Empirical confirmation of Design Thinking effectiveness and how Design Thinking generates innovation and strategic design capability, which drives process innovation, technology adoption and productivity exists, but unfortunately no published sources found that offer a robust RCT demonstrating Impact. None appear in the IGl database or any supporting literature or in publicly accessible searches, that may help to determine the impact that Design Thinking training could have on productivity for SME’s.

Surprising then that the role of innovation in boosting SME productivity growth has been relatively underexplored, despite strong evidence of its positive impact… evidence strongly indicates that those businesses that engage in international activity and innovation are more likely to enhance firm performance, including productivity growth (Unlocking UK productivity ERC).
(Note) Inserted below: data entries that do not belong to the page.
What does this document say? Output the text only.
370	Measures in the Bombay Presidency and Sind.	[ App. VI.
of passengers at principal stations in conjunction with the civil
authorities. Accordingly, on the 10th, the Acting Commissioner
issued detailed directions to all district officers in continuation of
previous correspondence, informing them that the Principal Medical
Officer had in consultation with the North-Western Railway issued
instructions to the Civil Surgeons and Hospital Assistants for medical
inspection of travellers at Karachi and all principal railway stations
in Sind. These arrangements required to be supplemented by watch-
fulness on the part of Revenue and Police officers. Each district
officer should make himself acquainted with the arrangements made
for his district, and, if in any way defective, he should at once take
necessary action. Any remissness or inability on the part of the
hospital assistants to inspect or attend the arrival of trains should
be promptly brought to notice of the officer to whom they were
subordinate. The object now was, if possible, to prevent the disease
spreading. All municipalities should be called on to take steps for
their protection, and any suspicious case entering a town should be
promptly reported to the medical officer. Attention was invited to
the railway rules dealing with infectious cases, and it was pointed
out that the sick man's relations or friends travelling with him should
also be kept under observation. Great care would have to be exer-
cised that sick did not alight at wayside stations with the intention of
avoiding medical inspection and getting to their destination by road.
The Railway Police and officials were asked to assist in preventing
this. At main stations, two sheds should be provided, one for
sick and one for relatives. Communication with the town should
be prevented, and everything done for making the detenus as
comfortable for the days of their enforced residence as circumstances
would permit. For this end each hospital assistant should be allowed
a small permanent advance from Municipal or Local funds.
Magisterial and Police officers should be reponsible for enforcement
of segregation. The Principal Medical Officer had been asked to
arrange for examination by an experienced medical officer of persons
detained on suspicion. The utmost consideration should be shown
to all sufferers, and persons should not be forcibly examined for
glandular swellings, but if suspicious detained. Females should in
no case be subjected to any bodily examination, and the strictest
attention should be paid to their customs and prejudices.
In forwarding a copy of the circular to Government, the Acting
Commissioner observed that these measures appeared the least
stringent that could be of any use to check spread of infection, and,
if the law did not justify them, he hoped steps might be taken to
The status quo is that Public support for Innovation is largely through financial mechanisms like R&D tax credit and grant funding which has been found to have both positive and negative impact. (What Works Centre for Local Economic Growth) and not in training and support for innovation and productivity behaviour change.

And That the Productivity Leadership Group consisting of high-profile business leaders that have joined with the Government to launch the Be the Business initiative which aims to build a national productivity movement and raise productivity levels among British businesses by encouraging the adoption of best-practice management techniques and simple digital technologies, (Business productivity review) does not address Design Thinking at all.

We need to engage low-mid productivity SME’s, to secure high adoption of Design Thinking capabilities, and in so doing create commercial and creative confidence and human centred approaches to problem solving for real impact. Training and supporting in ‘how to innovate well’ is truly ‘teaching to fish rather than giving a fish’.